Mais après ça se gâte, peut-être parce que Newcombe ne parvient plus à faire la distinction entre la transe et la monotonie. Comme toujours chez The Brian Jonestown Massacre les titres semblent avoir été enregistrés avec un dictaphone dans un garage mal isolé. Les vocaux sont enterrés dans le mix sous une couche d'écho et de basses. Pourquoi pas, ça permet de se focaliser sur les autres instruments en assumant l'idée que les textes de rock sont généralement inintéressants, surtout quand on cherche à créer une hypnose musicale. Problème : niveau musique ça ne vaut pas tripette. On pourra gentiment qualifier la majorité des titres qui composent Aufheben de merde hippie. Les années 60 sont terminées et avec elles les longues improvisations pénibles sur 3 notes qui se courent après 1h durant. On est en 2012, on ne prend ni acide ni ecstasy pour écouter des disques alors avec Aufheben on se fait chier. "Gaz Hilarant" et ses borborygmes ou la flûte irritante mêlée au sitar bien cliché comme il faut sur "Face Down On The Moon", non merci. Il ne suffit pas de plagier paresseusement le gimmick de "Paint It, Black" ("Stairway To The Best Party In The Universe") pour rattraper le coup. Dans les années 90 les morceaux des BJM tenaient déjà sur une base fragile de 3 accords répétés ad vitam aeternam mais Newcombe avait alors assez d'inspiration pour faire passer la pilule avec des compositions parfois brillantes ("Whoever You Are", "The Devil May Care (But Mom & Dad Don't)"). Aujourd'hui sa musique s'est vidée de sa substance, ne restent que de molles esquisses à peine dignes des démos d'un groupe médiocre ("I Want To Hold Your Other Hand").

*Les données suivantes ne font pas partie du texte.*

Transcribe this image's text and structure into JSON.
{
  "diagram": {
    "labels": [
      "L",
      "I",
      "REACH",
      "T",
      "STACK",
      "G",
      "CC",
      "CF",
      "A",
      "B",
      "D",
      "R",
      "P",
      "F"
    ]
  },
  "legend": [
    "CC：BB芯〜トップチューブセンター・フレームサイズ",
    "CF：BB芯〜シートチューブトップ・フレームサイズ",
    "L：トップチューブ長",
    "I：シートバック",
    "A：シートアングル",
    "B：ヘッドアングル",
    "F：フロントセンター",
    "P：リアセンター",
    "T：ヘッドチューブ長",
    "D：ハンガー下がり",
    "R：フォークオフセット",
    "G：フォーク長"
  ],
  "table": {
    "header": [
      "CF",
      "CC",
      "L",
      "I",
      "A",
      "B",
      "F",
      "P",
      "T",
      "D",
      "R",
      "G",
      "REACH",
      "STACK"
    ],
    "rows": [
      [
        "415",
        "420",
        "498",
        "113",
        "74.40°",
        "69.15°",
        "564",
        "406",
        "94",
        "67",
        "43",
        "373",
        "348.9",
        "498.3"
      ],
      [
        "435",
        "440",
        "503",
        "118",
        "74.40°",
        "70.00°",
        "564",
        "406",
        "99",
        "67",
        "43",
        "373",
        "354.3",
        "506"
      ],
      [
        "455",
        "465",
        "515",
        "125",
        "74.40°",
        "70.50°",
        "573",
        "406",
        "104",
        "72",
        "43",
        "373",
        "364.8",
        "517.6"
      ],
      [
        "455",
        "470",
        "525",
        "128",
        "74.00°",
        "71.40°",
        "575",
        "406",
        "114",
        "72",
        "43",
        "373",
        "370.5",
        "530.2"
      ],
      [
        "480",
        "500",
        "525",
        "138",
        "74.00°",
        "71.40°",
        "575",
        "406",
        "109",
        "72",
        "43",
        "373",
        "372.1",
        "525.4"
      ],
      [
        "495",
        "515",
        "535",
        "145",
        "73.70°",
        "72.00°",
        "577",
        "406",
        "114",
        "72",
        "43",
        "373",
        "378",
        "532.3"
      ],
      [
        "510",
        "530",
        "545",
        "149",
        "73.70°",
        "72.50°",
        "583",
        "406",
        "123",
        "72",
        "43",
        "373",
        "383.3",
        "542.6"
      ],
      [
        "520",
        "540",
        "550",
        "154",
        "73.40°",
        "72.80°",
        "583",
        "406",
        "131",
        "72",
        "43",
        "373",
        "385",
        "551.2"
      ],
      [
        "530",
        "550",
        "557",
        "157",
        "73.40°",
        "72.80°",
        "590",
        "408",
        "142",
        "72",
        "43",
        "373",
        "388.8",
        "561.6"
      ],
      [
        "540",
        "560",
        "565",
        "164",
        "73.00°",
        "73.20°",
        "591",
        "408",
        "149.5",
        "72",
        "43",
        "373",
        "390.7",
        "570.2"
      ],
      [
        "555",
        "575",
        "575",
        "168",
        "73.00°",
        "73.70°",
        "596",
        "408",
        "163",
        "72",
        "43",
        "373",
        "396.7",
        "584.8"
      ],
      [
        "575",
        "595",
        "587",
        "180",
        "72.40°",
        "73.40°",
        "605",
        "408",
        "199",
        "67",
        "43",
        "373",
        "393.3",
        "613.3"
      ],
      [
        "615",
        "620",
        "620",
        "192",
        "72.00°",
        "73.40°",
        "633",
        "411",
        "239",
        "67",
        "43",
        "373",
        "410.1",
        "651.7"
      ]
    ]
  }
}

Que s'est-il passé ? Il est parfois avancé que depuis la sortie de Dig ! et l'accession des BJM au statut de groupe culte l'inspiration d'Anton Newcombe n'a fait que décliner. Si l'hypothèse reste sujette à discussion (Who Killed Sergent Pepper ? était bon et montrait une réelle volonté de renouvellement), il se peut que Newcombe ait puisé sa force dans le caractère anachronique de sa musique. À l'époque du Grunge puis de la Britpop personne ne voulait entendre parler de revival psyché et Newcombe pouvait jouer à être "seul contre tous". Mais les années 2000 lui ont apporté une certaine reconnaissance publique, impossible dès lors de jouer les victimes. La décennie en question fut aussi celle du revival permanent et du vintage élevé comme valeur suprême, il ne subsistait aucun challenge pour un type qui paraît avoir fondé une partie de sa valeur artistique sur son statut d'outsider obsédé par les années 60. Dommage, d'autant qu'à l'écoute du dernier titre de Aufheben "Blue Order/New Monday" (toujours les mêmes clichés sonores mais cette fois mis au service d'une mélodie lumineuse qu'on aimerait pouvoir écouter à chaque aurore, le son pourri faisant alors écho à nos méninges embrumées) on se dit qu'il reste à Anton Newcombe assez de jus pour encore produire quelque chose de valable, s'il daigne se sortir les doigts.